E3S Web of Conferences (Jan 2024)
Analyzing Twitter Users’ Sentiments on the Surge of Fuel Oil Prices in Indonesia using the K-Nearest Neighbor Algorithm
Abstract
Sentiment analysis offers an effective solution for automating the classification of text data based on polarity, facilitating the assessment of public opinion. Among various social media platforms, Twitter stands out as a significant source of concise textual data reflecting users’ viewpoints on diverse topics. Notably, the recent surge in the price of fuel oil (BBM) in Indonesia has sparked considerable discussion and expression on Twitter. In this study, our objective was to perform a comprehensive sentiment analysis of Twitter users’ reactions to the rising fuel prices in Indonesia by employing the K-Nearest Neighbor (K-NN) algorithm. The research followed a structured approach encompassing data collection, text preprocessing, data labeling, feature extraction, data splitting, classification, and algorithm performance evaluation.
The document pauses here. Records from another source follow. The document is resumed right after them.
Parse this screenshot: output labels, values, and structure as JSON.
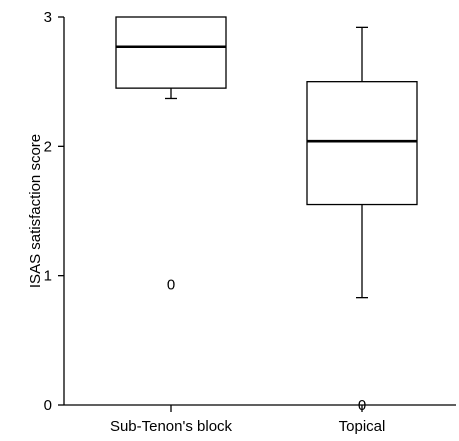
{
  "chart_data": {
    "type": "box",
    "title": "",
    "xlabel": "",
    "ylabel": "ISAS satisfaction score",
    "ylim": [
      0,
      3
    ],
    "yticks": [
      0,
      1,
      2,
      3
    ],
    "yticklabels": [
      "0",
      "1",
      "2",
      "3"
    ],
    "categories": [
      "Sub-Tenon's block",
      "Topical"
    ],
    "boxes": [
      {
        "category": "Sub-Tenon's block",
        "whisker_low": 2.37,
        "q1": 2.45,
        "median": 2.77,
        "q3": 3.0,
        "whisker_high": 3.0,
        "outliers": [
          0.93
        ],
        "outlier_marker": "0"
      },
      {
        "category": "Topical",
        "whisker_low": 0.83,
        "q1": 1.55,
        "median": 2.04,
        "q3": 2.5,
        "whisker_high": 2.92,
        "outliers": [
          0.0
        ],
        "outlier_marker": "0"
      }
    ],
    "grid": false,
    "legend": "none"
  }
}
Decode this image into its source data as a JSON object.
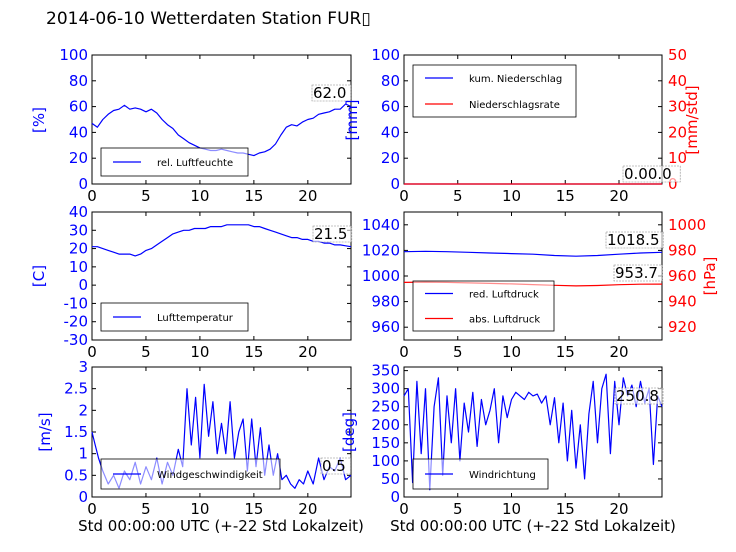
{
  "figure": {
    "title": "2014-06-10 Wetterdaten Station FUR▯",
    "xlabel": "Std 00:00:00 UTC (+-22 Std Lokalzeit)"
  },
  "colors": {
    "primary": "#0000ff",
    "secondary": "#ff0000",
    "axes": "#000000"
  },
  "chart_data": [
    {
      "type": "line",
      "xlim": [
        0,
        24
      ],
      "ylim": [
        0,
        100
      ],
      "ylabel": "[%]",
      "yticks": [
        0,
        20,
        40,
        60,
        80,
        100
      ],
      "xticks": [
        0,
        5,
        10,
        15,
        20
      ],
      "annotation": "62.0",
      "legend": [
        {
          "name": "rel. Luftfeuchte",
          "color": "#0000ff"
        }
      ],
      "series": [
        {
          "name": "rel. Luftfeuchte",
          "color": "#0000ff",
          "x": [
            0,
            0.5,
            1,
            1.5,
            2,
            2.5,
            3,
            3.5,
            4,
            4.5,
            5,
            5.5,
            6,
            6.5,
            7,
            7.5,
            8,
            8.5,
            9,
            9.5,
            10,
            10.5,
            11,
            11.5,
            12,
            12.5,
            13,
            13.5,
            14,
            14.5,
            15,
            15.5,
            16,
            16.5,
            17,
            17.5,
            18,
            18.5,
            19,
            19.5,
            20,
            20.5,
            21,
            21.5,
            22,
            22.5,
            23,
            23.5,
            24
          ],
          "y": [
            47,
            44,
            50,
            54,
            57,
            58,
            61,
            58,
            59,
            58,
            56,
            58,
            55,
            50,
            46,
            43,
            38,
            35,
            32,
            30,
            28,
            27,
            26,
            26,
            27,
            26,
            25,
            24,
            24,
            23,
            22,
            24,
            25,
            27,
            31,
            38,
            44,
            46,
            45,
            48,
            50,
            51,
            54,
            55,
            56,
            58,
            58,
            62,
            60
          ]
        }
      ]
    },
    {
      "type": "line",
      "xlim": [
        0,
        24
      ],
      "ylim": [
        0,
        100
      ],
      "ylabel": "[mm]",
      "yticks": [
        0,
        20,
        40,
        60,
        80,
        100
      ],
      "xticks": [
        0,
        5,
        10,
        15,
        20
      ],
      "annotation": "0.00.0",
      "y2lim": [
        0,
        50
      ],
      "y2label": "[mm/std]",
      "y2ticks": [
        0,
        10,
        20,
        30,
        40,
        50
      ],
      "legend": [
        {
          "name": "kum. Niederschlag",
          "color": "#0000ff"
        },
        {
          "name": "Niederschlagsrate",
          "color": "#ff0000"
        }
      ],
      "series": [
        {
          "name": "kum. Niederschlag",
          "color": "#0000ff",
          "axis": "left",
          "x": [
            0,
            24
          ],
          "y": [
            0,
            0
          ]
        },
        {
          "name": "Niederschlagsrate",
          "color": "#ff0000",
          "axis": "right",
          "x": [
            0,
            24
          ],
          "y": [
            0,
            0
          ]
        }
      ]
    },
    {
      "type": "line",
      "xlim": [
        0,
        24
      ],
      "ylim": [
        -30,
        40
      ],
      "ylabel": "[C]",
      "yticks": [
        -30,
        -20,
        -10,
        0,
        10,
        20,
        30,
        40
      ],
      "xticks": [
        0,
        5,
        10,
        15,
        20
      ],
      "annotation": "21.5",
      "legend": [
        {
          "name": "Lufttemperatur",
          "color": "#0000ff"
        }
      ],
      "series": [
        {
          "name": "Lufttemperatur",
          "color": "#0000ff",
          "x": [
            0,
            0.5,
            1,
            1.5,
            2,
            2.5,
            3,
            3.5,
            4,
            4.5,
            5,
            5.5,
            6,
            6.5,
            7,
            7.5,
            8,
            8.5,
            9,
            9.5,
            10,
            10.5,
            11,
            11.5,
            12,
            12.5,
            13,
            13.5,
            14,
            14.5,
            15,
            15.5,
            16,
            16.5,
            17,
            17.5,
            18,
            18.5,
            19,
            19.5,
            20,
            20.5,
            21,
            21.5,
            22,
            22.5,
            23,
            23.5,
            24
          ],
          "y": [
            21,
            21,
            20,
            19,
            18,
            17,
            17,
            17,
            16,
            17,
            19,
            20,
            22,
            24,
            26,
            28,
            29,
            30,
            30,
            31,
            31,
            31,
            32,
            32,
            32,
            33,
            33,
            33,
            33,
            33,
            32,
            32,
            31,
            30,
            29,
            28,
            27,
            26,
            26,
            25,
            25,
            24,
            24,
            23,
            23,
            22,
            22,
            21.5,
            21
          ]
        }
      ]
    },
    {
      "type": "line",
      "xlim": [
        0,
        24
      ],
      "ylim": [
        950,
        1050
      ],
      "ylabel": "",
      "yticks": [
        960,
        980,
        1000,
        1020,
        1040
      ],
      "xticks": [
        0,
        5,
        10,
        15,
        20
      ],
      "annotation": "1018.5",
      "annotation2": "953.7",
      "y2lim": [
        910,
        1010
      ],
      "y2label": "[hPa]",
      "y2ticks": [
        920,
        940,
        960,
        980,
        1000
      ],
      "legend": [
        {
          "name": "red. Luftdruck",
          "color": "#0000ff"
        },
        {
          "name": "abs. Luftdruck",
          "color": "#ff0000"
        }
      ],
      "series": [
        {
          "name": "red. Luftdruck",
          "color": "#0000ff",
          "axis": "left",
          "x": [
            0,
            2,
            4,
            6,
            8,
            10,
            12,
            14,
            16,
            18,
            20,
            22,
            24
          ],
          "y": [
            1019,
            1019.3,
            1019,
            1018.5,
            1018,
            1017.5,
            1017,
            1016,
            1015.5,
            1016,
            1017,
            1018,
            1018.5
          ]
        },
        {
          "name": "abs. Luftdruck",
          "color": "#ff0000",
          "axis": "right",
          "x": [
            0,
            2,
            4,
            6,
            8,
            10,
            12,
            14,
            16,
            18,
            20,
            22,
            24
          ],
          "y": [
            955,
            955.2,
            955,
            954.6,
            954.2,
            953.8,
            953.3,
            952.7,
            952.3,
            952.6,
            953.2,
            953.6,
            953.7
          ]
        }
      ]
    },
    {
      "type": "line",
      "xlim": [
        0,
        24
      ],
      "ylim": [
        0,
        3
      ],
      "ylabel": "[m/s]",
      "yticks": [
        0,
        0.5,
        1,
        1.5,
        2,
        2.5,
        3
      ],
      "xticks": [
        0,
        5,
        10,
        15,
        20
      ],
      "annotation": "0.5",
      "legend": [
        {
          "name": "Windgeschwindigkeit",
          "color": "#0000ff"
        }
      ],
      "series": [
        {
          "name": "Windgeschwindigkeit",
          "color": "#0000ff",
          "x": [
            0,
            0.3,
            0.6,
            1,
            1.5,
            2,
            2.5,
            3,
            3.5,
            4,
            4.5,
            5,
            5.5,
            6,
            6.5,
            7,
            7.5,
            8,
            8.4,
            8.8,
            9.2,
            9.6,
            10,
            10.4,
            10.8,
            11.2,
            11.6,
            12,
            12.4,
            12.8,
            13.2,
            13.6,
            14,
            14.4,
            14.8,
            15.2,
            15.6,
            16,
            16.4,
            16.8,
            17.2,
            17.6,
            18,
            18.4,
            18.8,
            19.2,
            19.6,
            20,
            20.5,
            21,
            21.5,
            22,
            22.5,
            23,
            23.5,
            24
          ],
          "y": [
            1.5,
            1.2,
            0.9,
            0.6,
            0.3,
            0.5,
            0.2,
            0.6,
            0.4,
            0.8,
            0.3,
            0.7,
            0.4,
            0.9,
            0.3,
            0.8,
            0.5,
            1.1,
            0.7,
            2.5,
            1.2,
            2.3,
            0.9,
            2.6,
            1.4,
            2.2,
            1.0,
            1.7,
            1.0,
            2.2,
            0.9,
            1.5,
            1.8,
            0.6,
            1.8,
            0.7,
            1.6,
            0.5,
            1.2,
            0.5,
            1.0,
            0.4,
            0.5,
            0.3,
            0.2,
            0.4,
            0.3,
            0.6,
            0.3,
            0.9,
            0.4,
            0.7,
            0.6,
            0.9,
            0.4,
            0.5
          ]
        }
      ]
    },
    {
      "type": "line",
      "xlim": [
        0,
        24
      ],
      "ylim": [
        0,
        360
      ],
      "ylabel": "[deg]",
      "yticks": [
        0,
        50,
        100,
        150,
        200,
        250,
        300,
        350
      ],
      "xticks": [
        0,
        5,
        10,
        15,
        20
      ],
      "annotation": "250.8",
      "legend": [
        {
          "name": "Windrichtung",
          "color": "#0000ff"
        }
      ],
      "series": [
        {
          "name": "Windrichtung",
          "color": "#0000ff",
          "x": [
            0,
            0.4,
            0.8,
            1.2,
            1.6,
            2,
            2.4,
            2.8,
            3.2,
            3.6,
            4,
            4.4,
            4.8,
            5.2,
            5.6,
            6,
            6.4,
            6.8,
            7.2,
            7.6,
            8,
            8.4,
            8.8,
            9.2,
            9.6,
            10,
            10.4,
            10.8,
            11.2,
            11.6,
            12,
            12.4,
            12.8,
            13.2,
            13.6,
            14,
            14.4,
            14.8,
            15.2,
            15.6,
            16,
            16.4,
            16.8,
            17.2,
            17.6,
            18,
            18.4,
            18.8,
            19.2,
            19.6,
            20,
            20.4,
            20.8,
            21.2,
            21.6,
            22,
            22.4,
            22.8,
            23.2,
            23.6,
            24
          ],
          "y": [
            280,
            300,
            40,
            320,
            120,
            300,
            20,
            250,
            330,
            60,
            280,
            150,
            300,
            100,
            260,
            180,
            290,
            140,
            270,
            200,
            240,
            300,
            150,
            280,
            220,
            270,
            290,
            280,
            270,
            290,
            280,
            285,
            260,
            280,
            200,
            275,
            150,
            260,
            100,
            240,
            80,
            200,
            50,
            230,
            320,
            150,
            300,
            340,
            120,
            320,
            200,
            330,
            280,
            310,
            250,
            320,
            260,
            300,
            90,
            280,
            250
          ]
        }
      ]
    }
  ]
}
The results revealed a dominance of negative sentiments among the 5,000 collected tweet data. The sentiments were categorized as 54.6% negative, 31.8% positive, and 13.6% neutral. This indicates a prevailing level of dissatisfaction and concern expressed by Twitter users regarding the fuel price increase. The K-NN algorithm’s classification performance was most promising when evaluated in an 80:20 data ratio experiment, yielding an accuracy rate of 65%, precision of 74%, recall of 45%, and an error rate of 35%. These findings suggest that the K-NN algorithm is valuable for effectively gauging public sentiment towards the escalating fuel prices in Indonesia. This research highlights the potential of sentiment analysis and the K-NN algorithm in assessing public reactions to significant events, providing valuable insights for policymakers and stakeholders in the energy sector.